Financial Crime World

The Consequences of Financial Crime in Cyprus: A Gateway to Dubious Transactions

Cyprus, long notorious as a tax haven and haven for Russian oligarchs, has been used as a conduit for laundering criminal money. A recent investigation by Le Monde and its partners reveals the devastating consequences of this situation.

The Investigation’s Findings

The investigation is based on leaked documents from six Cypriot financial services firms, including ConnectedSky, Cypcodirect Corporate Services, DJC Accountants, Kallias & Associates, MeritKapital, and MeritServus. The leaks were obtained by the International Consortium of Investigative Journalists, the Organized Crime and Corruption Reporting Project, and Paper Trail Media, with the support of Distributed Denial of Secrets.

  • Russian Sanctioned Individuals: The investigation identified 96 Russian individuals sanctioned by the West since 2014 who have ties to at least 800 separate companies or trusts.
  • Lax Financial Regulations: Despite repeated warnings from anti-money laundering authorities, the EU has failed to take action against Cyprus’s lax financial regulations. This has allowed shell companies to be registered on a large scale and Russian money to flow freely into the island.

The Consequences of Financial Crime

The investigation reveals that Cyprus has become a gateway for dubious financial transactions within the European Union (EU). The country’s economic model, based on its hypertrophied financial sector and close ties to Russia, has been used by Russian oligarchs to launder criminal money.

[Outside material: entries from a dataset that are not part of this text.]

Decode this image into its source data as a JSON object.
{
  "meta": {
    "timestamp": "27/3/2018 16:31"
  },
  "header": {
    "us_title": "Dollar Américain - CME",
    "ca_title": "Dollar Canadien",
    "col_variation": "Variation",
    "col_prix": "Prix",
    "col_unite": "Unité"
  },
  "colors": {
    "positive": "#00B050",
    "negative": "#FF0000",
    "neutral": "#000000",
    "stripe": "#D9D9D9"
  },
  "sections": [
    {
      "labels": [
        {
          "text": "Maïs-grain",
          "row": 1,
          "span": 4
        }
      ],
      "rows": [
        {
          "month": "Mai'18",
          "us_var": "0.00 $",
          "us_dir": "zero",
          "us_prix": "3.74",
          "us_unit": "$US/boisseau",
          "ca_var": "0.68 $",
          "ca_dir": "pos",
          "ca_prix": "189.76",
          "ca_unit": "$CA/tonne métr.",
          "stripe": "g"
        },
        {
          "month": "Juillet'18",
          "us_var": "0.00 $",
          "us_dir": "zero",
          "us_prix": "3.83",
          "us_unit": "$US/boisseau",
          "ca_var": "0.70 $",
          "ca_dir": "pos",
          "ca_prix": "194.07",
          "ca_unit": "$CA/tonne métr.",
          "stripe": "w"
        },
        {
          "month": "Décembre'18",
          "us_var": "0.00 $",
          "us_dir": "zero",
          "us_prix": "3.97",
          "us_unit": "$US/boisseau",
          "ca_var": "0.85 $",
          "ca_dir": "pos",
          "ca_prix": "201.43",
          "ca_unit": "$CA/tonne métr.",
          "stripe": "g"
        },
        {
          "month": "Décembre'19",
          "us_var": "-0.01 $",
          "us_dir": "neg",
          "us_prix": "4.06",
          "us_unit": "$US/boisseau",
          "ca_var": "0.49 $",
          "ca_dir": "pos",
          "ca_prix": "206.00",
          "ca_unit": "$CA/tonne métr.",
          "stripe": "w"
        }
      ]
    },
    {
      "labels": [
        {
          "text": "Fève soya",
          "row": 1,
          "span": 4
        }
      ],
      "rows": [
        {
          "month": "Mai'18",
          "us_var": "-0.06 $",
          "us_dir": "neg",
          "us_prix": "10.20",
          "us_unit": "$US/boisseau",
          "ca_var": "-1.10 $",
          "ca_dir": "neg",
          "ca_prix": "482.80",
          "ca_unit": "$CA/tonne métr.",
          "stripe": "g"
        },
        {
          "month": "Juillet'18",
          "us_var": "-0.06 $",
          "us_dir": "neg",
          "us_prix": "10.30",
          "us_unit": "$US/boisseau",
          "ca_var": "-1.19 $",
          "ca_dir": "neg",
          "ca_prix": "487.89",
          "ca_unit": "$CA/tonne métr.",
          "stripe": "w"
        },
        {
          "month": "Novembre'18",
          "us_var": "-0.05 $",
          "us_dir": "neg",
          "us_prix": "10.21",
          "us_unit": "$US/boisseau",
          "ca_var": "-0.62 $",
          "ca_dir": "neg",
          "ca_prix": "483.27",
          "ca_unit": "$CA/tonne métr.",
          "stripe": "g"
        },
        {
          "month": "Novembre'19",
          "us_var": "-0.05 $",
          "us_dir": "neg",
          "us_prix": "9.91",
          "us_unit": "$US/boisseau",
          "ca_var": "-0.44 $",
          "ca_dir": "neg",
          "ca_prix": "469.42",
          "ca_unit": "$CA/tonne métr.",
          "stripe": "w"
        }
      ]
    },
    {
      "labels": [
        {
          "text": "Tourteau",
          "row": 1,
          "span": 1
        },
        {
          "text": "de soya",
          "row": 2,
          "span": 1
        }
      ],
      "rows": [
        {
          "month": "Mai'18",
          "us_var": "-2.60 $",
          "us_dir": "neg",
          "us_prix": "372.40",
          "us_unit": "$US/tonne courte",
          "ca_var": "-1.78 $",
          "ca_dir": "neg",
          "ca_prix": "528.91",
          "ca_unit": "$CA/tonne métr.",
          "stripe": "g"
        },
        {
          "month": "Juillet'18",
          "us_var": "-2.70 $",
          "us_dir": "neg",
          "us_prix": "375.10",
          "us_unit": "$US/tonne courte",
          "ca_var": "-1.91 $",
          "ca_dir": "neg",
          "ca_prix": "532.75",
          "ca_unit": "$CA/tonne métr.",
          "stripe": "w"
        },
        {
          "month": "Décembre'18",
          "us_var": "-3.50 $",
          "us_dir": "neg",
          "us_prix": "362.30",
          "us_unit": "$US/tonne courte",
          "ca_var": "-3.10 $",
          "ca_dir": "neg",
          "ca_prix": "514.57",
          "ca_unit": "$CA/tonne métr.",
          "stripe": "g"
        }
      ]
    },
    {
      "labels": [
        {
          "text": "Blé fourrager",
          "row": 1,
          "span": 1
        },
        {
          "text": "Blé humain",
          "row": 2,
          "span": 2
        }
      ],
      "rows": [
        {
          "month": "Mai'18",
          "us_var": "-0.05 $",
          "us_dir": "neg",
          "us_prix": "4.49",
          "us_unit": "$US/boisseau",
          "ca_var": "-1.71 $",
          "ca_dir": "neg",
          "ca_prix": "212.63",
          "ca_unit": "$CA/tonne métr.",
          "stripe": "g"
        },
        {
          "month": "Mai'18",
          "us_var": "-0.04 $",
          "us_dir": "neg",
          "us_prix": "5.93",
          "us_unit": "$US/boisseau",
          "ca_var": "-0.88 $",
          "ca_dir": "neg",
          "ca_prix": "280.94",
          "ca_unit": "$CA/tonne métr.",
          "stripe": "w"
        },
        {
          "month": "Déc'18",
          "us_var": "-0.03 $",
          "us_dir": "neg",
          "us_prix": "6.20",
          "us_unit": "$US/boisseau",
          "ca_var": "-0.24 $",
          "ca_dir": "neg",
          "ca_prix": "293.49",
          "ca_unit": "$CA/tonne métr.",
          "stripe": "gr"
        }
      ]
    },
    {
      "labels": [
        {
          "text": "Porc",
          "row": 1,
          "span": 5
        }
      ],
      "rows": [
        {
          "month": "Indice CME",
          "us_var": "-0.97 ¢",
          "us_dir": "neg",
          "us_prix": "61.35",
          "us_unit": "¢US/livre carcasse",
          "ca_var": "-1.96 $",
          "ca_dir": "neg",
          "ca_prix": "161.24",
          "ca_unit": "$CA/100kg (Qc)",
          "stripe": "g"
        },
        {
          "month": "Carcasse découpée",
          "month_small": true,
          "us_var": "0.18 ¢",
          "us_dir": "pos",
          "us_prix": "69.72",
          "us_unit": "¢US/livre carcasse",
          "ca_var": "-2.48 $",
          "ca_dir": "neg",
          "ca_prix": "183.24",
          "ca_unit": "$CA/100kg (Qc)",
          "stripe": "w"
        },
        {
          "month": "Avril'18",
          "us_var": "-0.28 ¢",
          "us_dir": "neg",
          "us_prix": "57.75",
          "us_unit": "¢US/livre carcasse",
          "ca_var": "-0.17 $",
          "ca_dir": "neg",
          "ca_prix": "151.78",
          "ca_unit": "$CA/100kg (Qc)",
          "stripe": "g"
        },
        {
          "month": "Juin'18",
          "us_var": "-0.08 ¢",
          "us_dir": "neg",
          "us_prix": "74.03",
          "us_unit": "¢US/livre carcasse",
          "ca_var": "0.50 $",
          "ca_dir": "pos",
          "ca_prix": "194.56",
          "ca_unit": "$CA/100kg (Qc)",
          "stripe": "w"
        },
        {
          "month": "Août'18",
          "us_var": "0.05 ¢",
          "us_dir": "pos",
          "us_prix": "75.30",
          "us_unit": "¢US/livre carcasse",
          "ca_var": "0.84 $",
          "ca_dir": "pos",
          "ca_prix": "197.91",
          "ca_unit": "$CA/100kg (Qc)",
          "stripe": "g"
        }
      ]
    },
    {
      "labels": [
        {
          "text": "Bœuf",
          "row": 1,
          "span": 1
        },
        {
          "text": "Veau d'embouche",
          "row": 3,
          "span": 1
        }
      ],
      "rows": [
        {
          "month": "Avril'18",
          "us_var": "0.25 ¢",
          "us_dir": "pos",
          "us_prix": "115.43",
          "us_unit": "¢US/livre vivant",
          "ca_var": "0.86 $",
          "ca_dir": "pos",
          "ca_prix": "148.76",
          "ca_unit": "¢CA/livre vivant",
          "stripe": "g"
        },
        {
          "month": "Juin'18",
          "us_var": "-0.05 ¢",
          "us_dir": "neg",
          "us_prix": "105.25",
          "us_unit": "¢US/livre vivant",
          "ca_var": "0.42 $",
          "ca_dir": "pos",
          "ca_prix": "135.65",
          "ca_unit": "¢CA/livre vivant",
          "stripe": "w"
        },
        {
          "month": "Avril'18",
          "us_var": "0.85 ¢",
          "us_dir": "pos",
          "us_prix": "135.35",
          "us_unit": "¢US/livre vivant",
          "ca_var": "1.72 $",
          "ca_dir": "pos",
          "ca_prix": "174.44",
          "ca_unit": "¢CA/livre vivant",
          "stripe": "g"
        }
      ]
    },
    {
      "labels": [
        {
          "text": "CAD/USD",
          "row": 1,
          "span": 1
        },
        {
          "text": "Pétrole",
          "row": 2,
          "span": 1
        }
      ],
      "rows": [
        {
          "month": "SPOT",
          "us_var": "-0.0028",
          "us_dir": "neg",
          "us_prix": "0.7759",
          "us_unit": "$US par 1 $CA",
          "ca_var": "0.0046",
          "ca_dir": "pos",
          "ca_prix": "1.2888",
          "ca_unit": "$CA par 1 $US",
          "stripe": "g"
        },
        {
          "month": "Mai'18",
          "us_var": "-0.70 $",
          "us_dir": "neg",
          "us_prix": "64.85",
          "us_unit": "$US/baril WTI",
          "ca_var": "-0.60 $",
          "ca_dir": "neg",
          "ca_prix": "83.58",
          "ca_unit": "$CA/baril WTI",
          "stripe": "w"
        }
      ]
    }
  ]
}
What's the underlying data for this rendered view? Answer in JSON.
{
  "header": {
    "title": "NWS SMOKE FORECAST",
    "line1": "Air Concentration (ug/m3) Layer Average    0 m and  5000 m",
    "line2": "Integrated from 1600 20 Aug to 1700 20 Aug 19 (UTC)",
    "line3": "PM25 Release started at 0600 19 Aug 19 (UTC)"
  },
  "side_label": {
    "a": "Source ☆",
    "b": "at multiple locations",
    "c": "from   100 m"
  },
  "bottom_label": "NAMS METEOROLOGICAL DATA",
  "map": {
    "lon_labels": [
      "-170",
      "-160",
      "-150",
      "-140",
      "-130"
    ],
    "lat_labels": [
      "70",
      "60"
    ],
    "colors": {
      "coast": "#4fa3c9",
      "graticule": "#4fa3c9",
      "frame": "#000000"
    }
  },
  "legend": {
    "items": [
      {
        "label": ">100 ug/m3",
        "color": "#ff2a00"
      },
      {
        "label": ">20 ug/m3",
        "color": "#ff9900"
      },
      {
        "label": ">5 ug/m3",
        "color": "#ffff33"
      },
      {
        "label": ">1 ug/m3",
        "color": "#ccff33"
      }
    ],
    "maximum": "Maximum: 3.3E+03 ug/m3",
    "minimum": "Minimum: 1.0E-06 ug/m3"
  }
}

  • Russian Oligarchs: The clients of these firms include some of Russia’s most powerful oligarchs, including Roman Abramovich, who has been linked to a vast offshore empire managed by the MeritServus cabinet.
  • Auditing Giant PwC: The investigation also reveals that auditing giant PwC helped several Russian billionaires transfer assets and conduct “urgent” transactions just before they were placed under sanctions.

Conclusion

The consequences of financial crime in Cyprus are devastating, and the EU’s failure to address this issue is a stark reminder that the country’s economic model must be overhauled to prevent further abuse and protect the integrity of the financial system. The investigation’s findings raise serious questions about the consequences of financial crime in Cyprus and the need for urgent action to prevent further exploitation.

About the Investigation

The investigation was conducted by Le Monde and its partners, with support from the International Consortium of Investigative Journalists, the Organized Crime and Corruption Reporting Project, Paper Trail Media, and Distributed Denial of Secrets. The findings highlight the need for greater transparency and accountability in the financial sector to prevent further abuse and protect the integrity of the system.